Phase III study of Repatha (evolocumab) shows efficacy in patients with high cholesterol- Amgen

Amgen has announced new detailed data from the Phase III GAUSS-3 trial evaluating Repatha (evolocumab) in patients with high cholesterol who cannot tolerate statins. The study showed that in patients with reproducible statin intolerance due to muscle-related side effects (MRSE), the use of Repatha compared to ezetimibe resulted in a significantly greater reduction in low-density lipoprotein cholesterol (LDL-C) after 24 weeks. Data from prespecified co-primary endpoints showed the mean LDL-C reduction from baseline at weeks 22 and 24 was 54.5 percent for Repatha compared to 16.7 percent for ezetimibe.

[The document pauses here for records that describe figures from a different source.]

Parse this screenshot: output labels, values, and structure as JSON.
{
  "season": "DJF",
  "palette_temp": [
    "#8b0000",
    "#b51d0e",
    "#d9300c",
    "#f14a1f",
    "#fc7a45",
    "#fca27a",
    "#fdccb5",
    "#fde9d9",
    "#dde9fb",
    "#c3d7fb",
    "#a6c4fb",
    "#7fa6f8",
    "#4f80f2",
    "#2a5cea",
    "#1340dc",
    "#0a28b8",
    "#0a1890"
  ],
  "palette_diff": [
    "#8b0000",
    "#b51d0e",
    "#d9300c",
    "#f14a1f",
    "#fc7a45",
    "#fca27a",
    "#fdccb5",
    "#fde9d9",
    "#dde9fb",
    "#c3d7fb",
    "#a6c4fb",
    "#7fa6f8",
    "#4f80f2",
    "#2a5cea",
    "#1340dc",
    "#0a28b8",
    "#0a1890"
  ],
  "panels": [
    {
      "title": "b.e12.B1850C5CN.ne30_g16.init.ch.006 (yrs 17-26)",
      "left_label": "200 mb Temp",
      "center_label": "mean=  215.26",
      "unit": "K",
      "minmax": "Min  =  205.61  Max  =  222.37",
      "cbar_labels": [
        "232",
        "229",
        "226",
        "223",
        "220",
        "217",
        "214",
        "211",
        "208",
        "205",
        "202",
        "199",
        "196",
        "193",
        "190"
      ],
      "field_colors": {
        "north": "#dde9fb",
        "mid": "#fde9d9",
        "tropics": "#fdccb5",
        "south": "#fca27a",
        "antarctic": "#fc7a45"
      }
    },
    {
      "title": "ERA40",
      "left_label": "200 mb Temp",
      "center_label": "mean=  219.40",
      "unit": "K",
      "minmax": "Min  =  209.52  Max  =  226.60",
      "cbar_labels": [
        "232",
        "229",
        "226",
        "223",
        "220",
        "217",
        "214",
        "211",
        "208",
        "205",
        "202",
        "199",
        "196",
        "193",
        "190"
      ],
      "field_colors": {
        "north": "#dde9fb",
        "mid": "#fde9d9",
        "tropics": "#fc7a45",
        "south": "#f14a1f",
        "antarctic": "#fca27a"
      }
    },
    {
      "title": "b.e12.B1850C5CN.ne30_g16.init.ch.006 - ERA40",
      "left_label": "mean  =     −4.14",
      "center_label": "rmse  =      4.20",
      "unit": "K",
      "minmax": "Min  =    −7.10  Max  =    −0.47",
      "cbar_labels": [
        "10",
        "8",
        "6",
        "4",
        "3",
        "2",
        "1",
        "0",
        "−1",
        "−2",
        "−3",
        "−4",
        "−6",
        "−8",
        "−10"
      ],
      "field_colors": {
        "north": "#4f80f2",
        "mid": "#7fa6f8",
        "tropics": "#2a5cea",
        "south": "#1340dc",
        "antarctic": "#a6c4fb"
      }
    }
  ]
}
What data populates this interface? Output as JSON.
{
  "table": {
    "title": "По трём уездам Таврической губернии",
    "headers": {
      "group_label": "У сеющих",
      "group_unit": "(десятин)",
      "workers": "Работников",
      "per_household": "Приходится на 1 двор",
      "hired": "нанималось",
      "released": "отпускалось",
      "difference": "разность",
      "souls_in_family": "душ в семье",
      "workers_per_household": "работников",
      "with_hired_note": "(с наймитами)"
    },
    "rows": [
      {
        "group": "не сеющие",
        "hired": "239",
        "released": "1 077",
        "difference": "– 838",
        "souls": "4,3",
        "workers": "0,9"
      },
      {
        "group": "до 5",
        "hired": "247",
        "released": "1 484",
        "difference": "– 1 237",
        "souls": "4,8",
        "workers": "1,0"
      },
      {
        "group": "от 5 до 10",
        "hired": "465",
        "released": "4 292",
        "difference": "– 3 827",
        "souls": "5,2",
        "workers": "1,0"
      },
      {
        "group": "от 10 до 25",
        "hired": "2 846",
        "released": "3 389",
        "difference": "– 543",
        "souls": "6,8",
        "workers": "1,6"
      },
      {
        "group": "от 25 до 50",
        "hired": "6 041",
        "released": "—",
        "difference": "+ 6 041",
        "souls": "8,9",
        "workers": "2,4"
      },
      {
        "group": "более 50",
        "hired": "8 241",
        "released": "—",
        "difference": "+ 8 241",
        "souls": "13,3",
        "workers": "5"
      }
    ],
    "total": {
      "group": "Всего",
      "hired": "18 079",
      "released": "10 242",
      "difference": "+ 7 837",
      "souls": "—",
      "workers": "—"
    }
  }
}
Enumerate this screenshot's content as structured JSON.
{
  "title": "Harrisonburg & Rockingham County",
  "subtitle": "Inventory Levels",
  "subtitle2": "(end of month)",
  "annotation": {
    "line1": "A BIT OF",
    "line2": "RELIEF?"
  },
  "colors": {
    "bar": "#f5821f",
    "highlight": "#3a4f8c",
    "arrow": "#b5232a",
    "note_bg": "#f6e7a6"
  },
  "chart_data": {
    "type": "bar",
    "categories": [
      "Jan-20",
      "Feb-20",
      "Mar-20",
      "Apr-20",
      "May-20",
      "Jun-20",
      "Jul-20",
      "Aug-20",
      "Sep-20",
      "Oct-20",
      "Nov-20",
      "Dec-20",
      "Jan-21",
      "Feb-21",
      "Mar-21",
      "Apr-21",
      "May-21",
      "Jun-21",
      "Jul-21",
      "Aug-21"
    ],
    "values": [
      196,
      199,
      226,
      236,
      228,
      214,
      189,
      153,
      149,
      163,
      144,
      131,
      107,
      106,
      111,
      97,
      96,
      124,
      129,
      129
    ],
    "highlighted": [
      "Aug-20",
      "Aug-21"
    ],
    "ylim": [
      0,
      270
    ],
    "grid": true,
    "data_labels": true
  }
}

At week 24, LDL-C reduction was 52.8 percent for Repatha compared to 16.7 percent for ezetimibe. At baseline, the mean LDL-C level was 219.9 mg/dL for all patients entering the active-controlled part of the trial. Muscle-related side effects were reported in 20.7 percent of Repatha patients and 28.8 percent of ezetimibe patients. In patients treated with ezetimibe, active study drug was stopped for muscle symptoms in 6.8 percent of patients, compared to 0.7 percent of patients treated with Repatha. These data were presented at the American College of Cardiology's 65th Annual Scientific Session and simultaneously published in the Journal of the American Medical Association.